Alternate Routes Policy
The state should allow a diversity of alternate route providers. This goal was reorganized in 2017.
Alternate Route Providers: Michigan does not limit the providers of alternate routes. The state is commended for the steps it has taken to allow for increased diversity of its alternate route providers. Recently, Michigan approved Teachers of Tomorrow as an alternate route; Teachers of Tomorrow is not credit-based and operates outside of an institution of higher education.
Michigan Revised School Code 380.1531i
Further expand the diversity of alternate route providers.
Michigan should continue to consider policies that encourage additional providers beyond what the state currently offers, including alternate route programs offered by school districts and other nonprofit organizations. A robust diversity of providers has the potential to help all programs, both university- and non-university-based, to improve.

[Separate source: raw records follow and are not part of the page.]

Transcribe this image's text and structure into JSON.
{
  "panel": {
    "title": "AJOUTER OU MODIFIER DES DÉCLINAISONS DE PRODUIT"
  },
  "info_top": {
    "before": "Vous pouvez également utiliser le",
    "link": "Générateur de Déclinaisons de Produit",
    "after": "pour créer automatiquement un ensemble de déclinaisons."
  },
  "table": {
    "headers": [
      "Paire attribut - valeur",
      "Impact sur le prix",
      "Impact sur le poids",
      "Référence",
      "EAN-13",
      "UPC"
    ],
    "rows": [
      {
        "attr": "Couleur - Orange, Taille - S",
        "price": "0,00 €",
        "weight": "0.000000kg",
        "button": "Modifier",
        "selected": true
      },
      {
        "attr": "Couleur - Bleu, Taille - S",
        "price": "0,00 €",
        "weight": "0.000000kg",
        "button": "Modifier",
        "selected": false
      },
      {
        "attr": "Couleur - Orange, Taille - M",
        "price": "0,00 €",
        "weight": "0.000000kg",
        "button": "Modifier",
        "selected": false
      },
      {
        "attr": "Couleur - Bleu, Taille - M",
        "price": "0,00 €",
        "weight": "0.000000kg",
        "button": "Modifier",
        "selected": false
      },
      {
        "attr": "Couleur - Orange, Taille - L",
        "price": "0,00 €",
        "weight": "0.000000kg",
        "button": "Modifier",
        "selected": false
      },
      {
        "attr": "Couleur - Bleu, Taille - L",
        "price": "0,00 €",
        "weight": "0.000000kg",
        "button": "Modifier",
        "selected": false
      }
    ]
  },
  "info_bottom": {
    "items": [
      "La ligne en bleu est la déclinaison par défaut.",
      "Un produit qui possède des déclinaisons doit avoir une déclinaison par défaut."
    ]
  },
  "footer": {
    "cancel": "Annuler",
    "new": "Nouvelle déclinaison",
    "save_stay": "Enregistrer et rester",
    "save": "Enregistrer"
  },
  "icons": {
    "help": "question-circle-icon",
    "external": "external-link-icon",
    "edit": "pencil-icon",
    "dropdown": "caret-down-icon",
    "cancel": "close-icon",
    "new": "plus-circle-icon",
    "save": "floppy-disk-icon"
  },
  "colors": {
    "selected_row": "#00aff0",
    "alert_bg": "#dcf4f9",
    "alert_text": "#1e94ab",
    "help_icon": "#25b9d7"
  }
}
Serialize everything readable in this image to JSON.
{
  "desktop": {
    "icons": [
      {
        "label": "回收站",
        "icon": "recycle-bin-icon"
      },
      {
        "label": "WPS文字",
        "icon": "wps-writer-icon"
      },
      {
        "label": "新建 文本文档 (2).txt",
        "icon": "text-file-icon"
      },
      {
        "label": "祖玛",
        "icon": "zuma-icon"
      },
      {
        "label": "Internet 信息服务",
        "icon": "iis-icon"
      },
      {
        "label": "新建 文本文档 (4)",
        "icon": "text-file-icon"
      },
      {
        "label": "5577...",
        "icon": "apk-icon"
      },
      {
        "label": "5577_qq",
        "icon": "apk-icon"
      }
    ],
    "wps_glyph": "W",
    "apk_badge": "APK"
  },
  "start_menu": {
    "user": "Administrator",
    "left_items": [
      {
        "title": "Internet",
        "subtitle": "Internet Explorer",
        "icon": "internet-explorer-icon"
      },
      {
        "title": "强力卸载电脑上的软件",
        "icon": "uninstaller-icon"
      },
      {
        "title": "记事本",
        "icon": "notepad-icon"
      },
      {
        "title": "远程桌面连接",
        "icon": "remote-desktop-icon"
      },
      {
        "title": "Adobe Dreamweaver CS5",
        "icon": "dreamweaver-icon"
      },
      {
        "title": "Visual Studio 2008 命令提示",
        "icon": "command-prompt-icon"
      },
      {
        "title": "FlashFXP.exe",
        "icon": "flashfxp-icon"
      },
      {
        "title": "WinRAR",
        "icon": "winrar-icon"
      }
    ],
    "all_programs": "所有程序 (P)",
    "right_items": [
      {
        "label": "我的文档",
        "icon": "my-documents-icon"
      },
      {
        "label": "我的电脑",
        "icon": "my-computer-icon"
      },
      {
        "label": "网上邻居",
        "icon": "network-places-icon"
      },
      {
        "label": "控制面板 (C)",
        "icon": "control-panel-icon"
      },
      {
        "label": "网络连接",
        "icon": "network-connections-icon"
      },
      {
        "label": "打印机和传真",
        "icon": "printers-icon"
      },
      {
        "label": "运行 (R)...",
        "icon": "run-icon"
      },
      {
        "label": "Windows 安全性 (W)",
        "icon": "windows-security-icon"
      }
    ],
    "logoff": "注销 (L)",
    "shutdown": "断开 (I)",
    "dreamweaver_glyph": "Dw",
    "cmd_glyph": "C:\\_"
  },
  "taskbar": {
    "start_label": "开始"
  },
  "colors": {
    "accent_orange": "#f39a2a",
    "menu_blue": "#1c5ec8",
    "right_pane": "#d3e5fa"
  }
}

Michigan was helpful in providing the facts necessary for this analysis. The state also added that The Michigan Association of Public School Academies (MAPSA) has developed an alternate route program that is not credit-based and operates outside an institution of higher education. MAPSA has submitted an application for approval to offer this program, and the application is currently under review.
Alternate routes should be structured to do more than just address shortages; they should provide an alternative pipeline for talented individuals to enter the profession. Many states have structured their alternate routes as a streamlined means to certify teachers in shortage subjects, grades, or geographic areas. A true alternate route creates a new pipeline of potential teachers by certifying those with valuable knowledge and skills who did not prepare to teach as undergraduates and are disinclined to fulfill the requirements of a new degree.
Some states claim that the limitations they place on the use of their alternate routes impose quality control. However, states control the criteria for who is admitted and who is licensed. With appropriate standards for admission and program accountability, quality can be safeguarded without casting alternate routes as routes of last resort or branding alternate route teachers "second-class citizens."